Stop The Clot: Improving VTE prophylaxis prescription among patients admitted to hospital with COVID 19: a quality improvement project.

Title: Stop The Clot: Improving VTE prophylaxis prescription among patients admitted to hospital with COVID 19: a quality improvement project.
Author(s): M Calvo-Gurry P Kerr C Sheil A Worrall M Rowland M Lavin E deBarra R Morgan D Ryan
Institution: Beaumont Hospital
Poster: Click to view poster
Category: COVID-19
Abstract: Over the course of the COVID pandemic, evidence evolved that began to demonstrate that COVID19 was a significant risk factor for the development of venous thromboembolism (VTE). Prescription of thromboprophylaxis is now accepted practice.
Our aim was to increase the number of patients receiving appropriate VTE prophylaxis in patients admitted to Beaumont Hospital with COVID19 related illness treatment.

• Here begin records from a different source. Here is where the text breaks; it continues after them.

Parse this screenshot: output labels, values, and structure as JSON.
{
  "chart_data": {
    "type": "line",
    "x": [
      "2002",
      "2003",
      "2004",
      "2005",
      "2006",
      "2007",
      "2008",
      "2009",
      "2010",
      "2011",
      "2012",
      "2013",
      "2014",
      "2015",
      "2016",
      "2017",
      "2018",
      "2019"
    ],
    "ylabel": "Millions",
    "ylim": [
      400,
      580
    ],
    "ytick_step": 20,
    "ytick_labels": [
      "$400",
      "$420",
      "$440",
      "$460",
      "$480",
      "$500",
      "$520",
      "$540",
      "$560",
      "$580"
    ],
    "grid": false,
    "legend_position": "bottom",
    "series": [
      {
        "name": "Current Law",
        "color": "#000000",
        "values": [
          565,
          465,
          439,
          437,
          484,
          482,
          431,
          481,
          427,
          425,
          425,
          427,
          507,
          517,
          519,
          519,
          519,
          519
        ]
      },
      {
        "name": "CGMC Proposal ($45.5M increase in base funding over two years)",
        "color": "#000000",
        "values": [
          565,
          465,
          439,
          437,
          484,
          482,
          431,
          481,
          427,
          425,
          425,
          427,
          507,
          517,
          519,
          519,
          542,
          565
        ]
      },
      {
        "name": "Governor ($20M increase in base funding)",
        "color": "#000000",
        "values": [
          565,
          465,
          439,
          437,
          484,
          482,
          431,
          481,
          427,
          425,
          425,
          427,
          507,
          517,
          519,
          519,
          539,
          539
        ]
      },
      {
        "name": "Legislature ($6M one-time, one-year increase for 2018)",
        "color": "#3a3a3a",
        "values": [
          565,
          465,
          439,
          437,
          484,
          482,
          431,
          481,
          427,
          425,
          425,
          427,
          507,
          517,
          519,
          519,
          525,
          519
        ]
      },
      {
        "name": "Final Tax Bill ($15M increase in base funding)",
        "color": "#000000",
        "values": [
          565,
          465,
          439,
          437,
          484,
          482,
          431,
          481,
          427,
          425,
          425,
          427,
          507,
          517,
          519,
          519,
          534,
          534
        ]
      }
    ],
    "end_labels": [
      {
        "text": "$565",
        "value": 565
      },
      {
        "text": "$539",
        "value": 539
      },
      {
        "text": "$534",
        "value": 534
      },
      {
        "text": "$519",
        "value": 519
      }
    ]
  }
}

An initial point-prevalence audit of 30 retrospective patients and 70 current inpatients was felt to be representative. Combined retrospective and prospective approaches were used to evaluate for an evolution in practice as more evidence of COVID-related VTE emerged. Weight, LMWH dose, CrCl, presence of an indication for therapeutic anticoagulation/contraindication to prophylactic anticoagulation was recorded. Patient data was anonymised at time of collection.

We found that thromboprophylaxis prescription was well below the acceptable level in our hospital during the initial study period. We found that at baseline, 53% of patients received appropriate VTE prophylaxis.

We performed three cycles of audit/QI to improve practice locally. We instituted an educational itnervention, a novel poster and infographic concept and developed an area of excellence for COVID care.

Prescription of thromboprophylaxis improved to 100 % following our interventions.

We found that although all doctors understand the importance of VTE prophylaxis, it can be overlooked due to many factors. We identified this was being overlooked early in the pandemic and took a multi-modal approach to improvement. Improvement in practice due to interventions were excellent, as the motivation for change and improvement among all staff grades was very high.
Limitations to this project are that COVID19 had our full attention and significant resources. This will not always be the case.

In conclusion, our quality improvement project successfully contributed to the improved prescription of thromboprophylaxis locally during the first wave of the COVID-19 pandemic.